Defeat did not faze sponsoring Senate Labor Committee Chairman Tom Harkin, D-Iowa.  He has promised backers of the hike that he would bring it up a second time and a third if it failed.  If it fails three times, he said early in April, he’ll bring it to the voters in November .

But it disappointed union leaders, and leaders of civil rights and women’s groups, whose members campaigned for the hike.

“Any political oligarch in America who thinks they won yesterday is delusional,” AFL-CIO President Richard Trumka declared.  “Those celebrating the Senate’s vote are desperately clinging to greed, fooling themselves with an argument that is rapidly losing merit and muscle tone.  Raising wages is here to stay.

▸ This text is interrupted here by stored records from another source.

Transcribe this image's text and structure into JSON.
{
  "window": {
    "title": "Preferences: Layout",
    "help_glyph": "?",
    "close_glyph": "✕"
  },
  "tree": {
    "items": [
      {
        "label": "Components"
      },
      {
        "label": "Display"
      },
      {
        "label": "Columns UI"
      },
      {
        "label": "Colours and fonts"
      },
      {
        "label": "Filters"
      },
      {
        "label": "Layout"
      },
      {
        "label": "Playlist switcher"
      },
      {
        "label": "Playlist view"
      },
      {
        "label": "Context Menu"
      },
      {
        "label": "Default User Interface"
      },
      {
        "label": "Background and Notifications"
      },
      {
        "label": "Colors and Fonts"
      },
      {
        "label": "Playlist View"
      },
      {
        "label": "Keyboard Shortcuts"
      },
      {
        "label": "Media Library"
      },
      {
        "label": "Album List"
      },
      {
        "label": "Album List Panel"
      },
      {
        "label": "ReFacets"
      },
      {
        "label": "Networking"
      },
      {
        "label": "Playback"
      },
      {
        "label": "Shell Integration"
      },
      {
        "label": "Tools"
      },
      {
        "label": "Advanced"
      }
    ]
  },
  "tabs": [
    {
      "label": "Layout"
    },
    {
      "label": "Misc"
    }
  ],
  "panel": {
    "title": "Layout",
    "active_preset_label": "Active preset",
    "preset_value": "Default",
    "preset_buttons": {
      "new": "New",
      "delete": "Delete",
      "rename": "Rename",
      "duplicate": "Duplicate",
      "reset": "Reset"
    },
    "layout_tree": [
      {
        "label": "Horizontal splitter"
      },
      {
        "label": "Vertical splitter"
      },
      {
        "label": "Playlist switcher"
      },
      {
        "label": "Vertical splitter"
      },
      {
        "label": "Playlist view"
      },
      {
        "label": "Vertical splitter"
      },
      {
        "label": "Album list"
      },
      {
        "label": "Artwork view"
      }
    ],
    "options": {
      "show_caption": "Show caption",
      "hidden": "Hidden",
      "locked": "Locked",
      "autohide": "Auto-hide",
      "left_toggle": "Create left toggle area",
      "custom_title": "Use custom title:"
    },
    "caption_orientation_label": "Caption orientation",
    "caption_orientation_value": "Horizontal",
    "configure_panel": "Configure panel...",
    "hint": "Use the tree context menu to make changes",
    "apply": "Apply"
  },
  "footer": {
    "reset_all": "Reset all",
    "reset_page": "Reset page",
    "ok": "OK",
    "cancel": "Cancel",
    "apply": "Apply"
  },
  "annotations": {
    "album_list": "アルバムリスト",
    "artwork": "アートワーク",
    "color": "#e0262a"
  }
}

“Workers are energized, eager, and smart.  We deserve better pay, and our families and communities deserve better lives.  Yesterday’s vote will only propel American workers, inspiring us to find fresh tactics, innovative strategies, and new avenues to raising wages.

“The Senate should take up the minimum wage increase again and again, if necessary.”

The measure would have raised the wages of millions of workers, most of them working women and many of them single mothers.  The minimum wage would have risen in three 95-cents-per-hour steps and it then would have been indexed to inflation.  It’s now $7.25 hourly.

The bill also would have raised the wage for tipped workers, now $2.13 an hour, in stages to 70% of the regular minimum wage.  The tipped workers’ minimum hasn’t risen since 1991 and the regular minimum was last raised almost a decade ago.